Take care OP - your doing a great job & enjoy your hols xx

theorchidwhisperer · 14/08/2019 03:08

Sending virtual hugs. You can do it. Stay strong and protect them. You are doing this for them, it's not for you. I always found that looking at it this way helped me act in their best interests.

You are not selfish, you are not weak, you are not preventing your children from having a relationship with their dad.

Don't buy into what he says.

I would vomit with stress after every text, interaction, meeting. Having come through it all, with wise hindsight I'd say, be firm right from the beginning even if you don't feel strong. Don't listen to lies, and protect their mental health.

They have a right to a relationship with their dad, but it's their right, not his.

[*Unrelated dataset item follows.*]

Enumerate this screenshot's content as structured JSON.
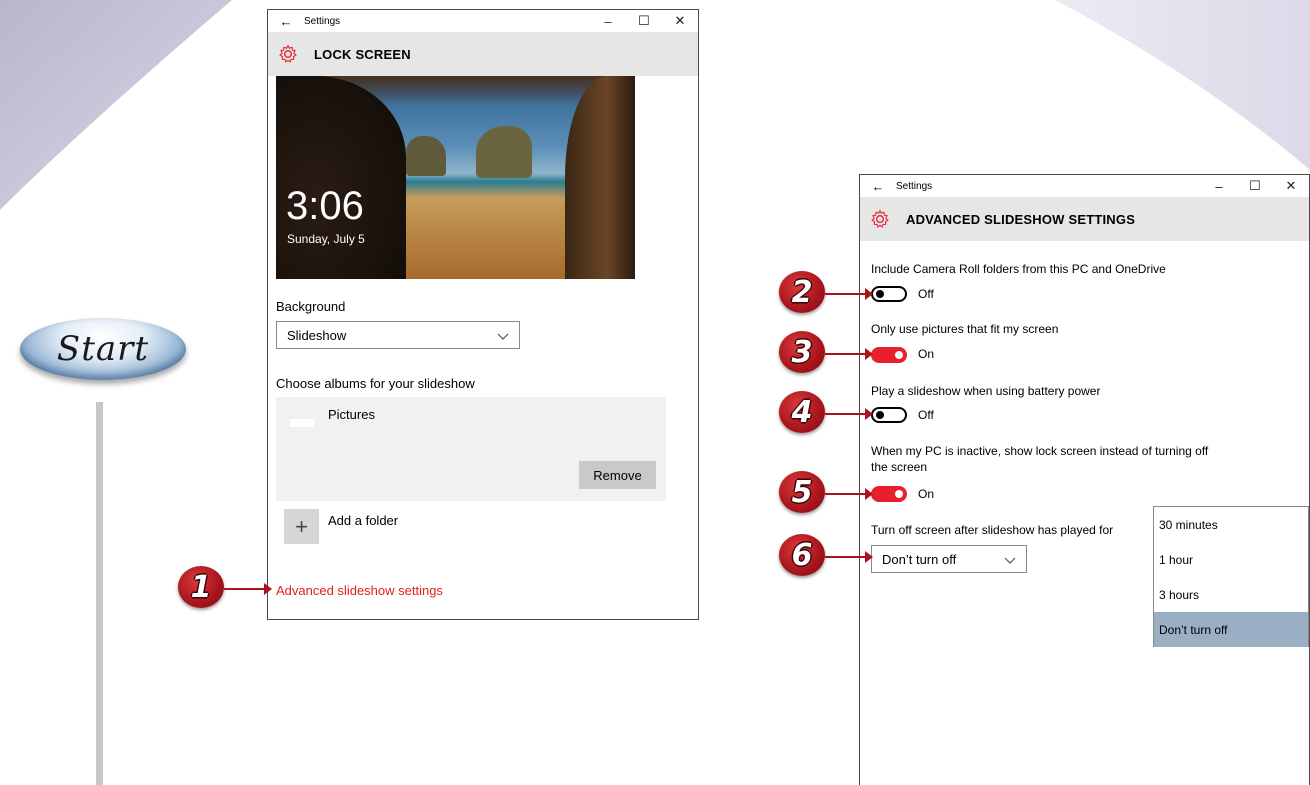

Soangrynupset · 14/08/2019 03:13

Thanks @newyork2017. Really appreciate it.

Sounds like me now @theorchidwhisperer, vomiting with stress or developing sudden diarrhoea. It's mad. I am so glad for your words 'with wise hindsight I'd say, be firm right from the beginning even if you don't feel strong'.
I will bear this in mind. Thank-you.

OP posts:
Isadora2007 · 14/08/2019 03:27

Could you attend the freedom programme to get some support on survival the aftermath of domestic abuse? You sound exhausted and beaten down and perhaps people who have also been through this would be of help to give you support and strength.
You’ve already done fantastically to support your children and have their backs and they saw and felt this so well done. You’ve done that for them and they saw you be strong for them. What a role model.
Switch to emailing your Ex. Phones are in our hands and homes all the time and the impact of waiting for a text or receiving one is immediate and in your face. Emails can be opened when you choose, should you choose. If you have a supportive person you can trust, ask if they would agree to be a go between so they would agree to give their number to your ex should he NEED to get immediate contact in case of emergency. Make it someone strong who won’t be conned or cajoled. In an emergency (though I cannot see what that situation would be?) your ex could contact that person who would then contact you. All arrangements (which you don’t even need to agree to at the moment) can be made via email. This also stops your calls being recorded by him.
So go ahead and block his number and then email to say this is how our future communication looks as I will not continue to receive abusive texts from you any more.

GO ON HOLIDAY. Sorry for shouting but you need to get away and so do your kids. The children can get a cheap pay as you go which they can use to contact him which you switch OFF between calls.

Much love to you- you’ve got this nest of vipers at your back and holding you up when you need it. 💕

Shooturlocalmethdealer · 14/08/2019 03:50

No way would I allow my kids to go back! EVER. Threats of physical abuse and no doubt emotional abuse over a name???
I'd march right up to that cousin and speak your childs middle name and dare her to slap me!

Soangrynupset · 14/08/2019 08:51

@Isadora2007, thank-you I am working on this. I mean, getting the children a small pay as you go phone, then switching to email. I tried emails before, he bluntly refused to acknowledge them.
But I will sort out the children's communication with him then block him.
Regarding his recording me, i have no worries unless he 'doctors' them. Which I don't know if he is able to do.

I have done the freedom program. I met some fantastic people. I do feel beaten down. Without their support, I don't want to think how much worse I could be.

But thank you to everyone on here for holding my hand when I literally was crying from sheer stress and anxiety. Thank-you.

OP posts:
greenwaterbottle · 14/08/2019 16:43

Another vote for the holiday, and at least block him temporarily for the holiday.